Hacker News new | ask | show | jobs
by oritron 12 days ago
Low latency in Bluetooth audio comes down to codecs and the best are proprietary.

If you want to really cut down latency and need wireless with hardware like this, you could use a second ESP32 and send your own bitstream between them.

2 comments

I've been experimenting with more-or-less this on the existing ESP32-S3 (well, to a smartphone/PC rather than a 2nd ESP32).

Practical bandwidth limits are in the ~72kb/s range with Bluetooth and a custom wire protocol, and Opus voice-mode encoding can't run in realtime beyond complexity 3; music encoding can't run at all. Maybe there's a more compute-friendly audio codec I'm not aware of, but as far as I know these chips just aren't quite powerful enough for high-quality music encoding, unfortunately. I'm hoping the S31 might be a bit better fit here (decent CPU boost + better SIMD).

Latency is still a bit rough with BT overhead. There might be some new options with LE audio on the S31 but I haven't found a way to get below ~80ms with the existing ESP32-S3 stack.

tl;dr, high quality voice is doable today with okay latency, music probably less so, maybe the S31 will be better

I haven't benchmarked Bluetooth on these devices but have you looked at your uncompressed audio rates over WiFi? OP was asking about Bluetooth at high quality and low latency, which I don't think is a possible combo, hence suggesting another ESP32 if wireless is necessary. If it isn't, a wire difficult to beat.

ESP-NOW is another option to look at, which of course won't work to transmit to a phone directly but can do a point-to-point or multicast transmission between ESP32 devices. I've used it in some projects but not for audio, I couldn't tell you how much of a buffer would be needed to make that work smoothly.

Another option for OP, if the audio is being synthesized then the parameters could be transmitted rather than the audio samples themselves and do synthesizing on the receiving device.

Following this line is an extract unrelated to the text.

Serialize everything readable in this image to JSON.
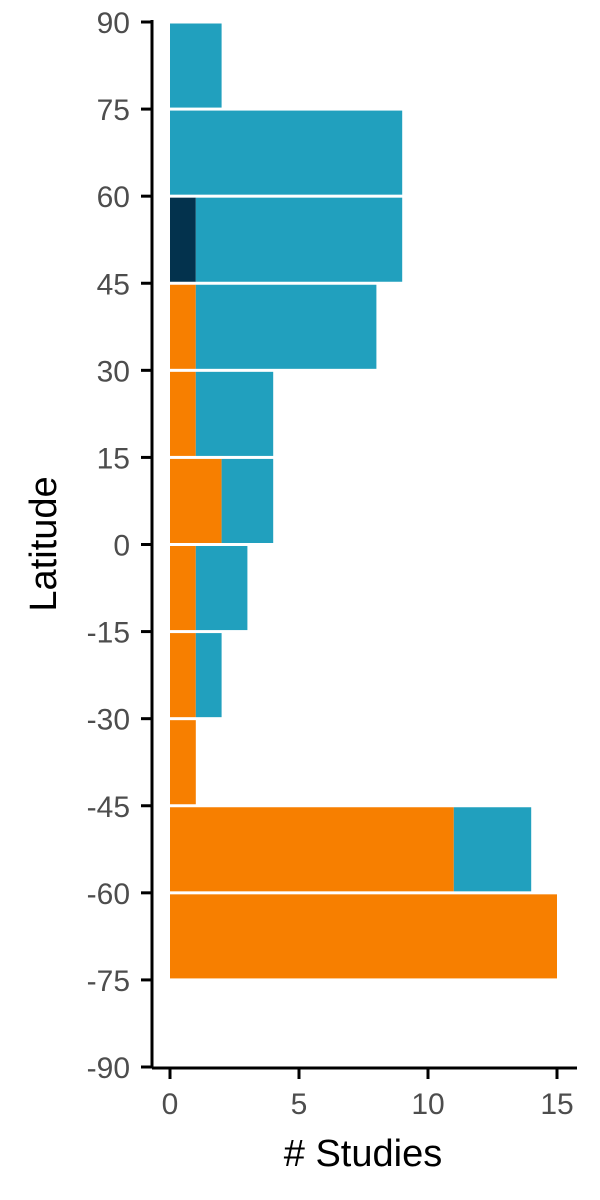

I have a (WIP) project that transfers audio over ESP-NOW. I haven't touched it in forever, but I remember it did work decently. I had to bring the audio sample rate down to 16kHz though, and it was just sending uncompressed audio. I probably could have dug more into configuring the radios for better throughput, or adding some basic compression to relax the bandwidth requirements.

Code is here:

https://github.com/bschwind/walkie-talkie

Fair point, I’ve been evaluating WiFi for my project as well and the ESP32-S3 certainly has better link rates and latency, though I’ve not determined if it can truly run uncompressed. UX-wise my project is pairing to a smartphone so I’m not eager to require that users bring a WiFi network with them (something neither Android or iOS handle particularly gracefully), but regardless it would be good to have the option.
I was not aware that _any_ Espressif hardware even supported classic bluetooth other than the very first ESP32 (which I am not sure if they're even available). And I was getting around 50ms latency back then (with the original ESP32 and SBC!)

What exactly did you try?

I’m using BLE GATT messaging with an upgrade path to L2CAP CoC channels for clients that support it. Roughly the path is: audio input -> opus encode -> BLE transmit -> smartphone/desktop. The latency floor ends up being ~80ms due to jitter buffer sizing, etc.
While this explains the bw limit, I'm still surprised re latency, it sounds really bad even for L2CAP.
You don't just use four simultaneously connected audio profiles and interleave them?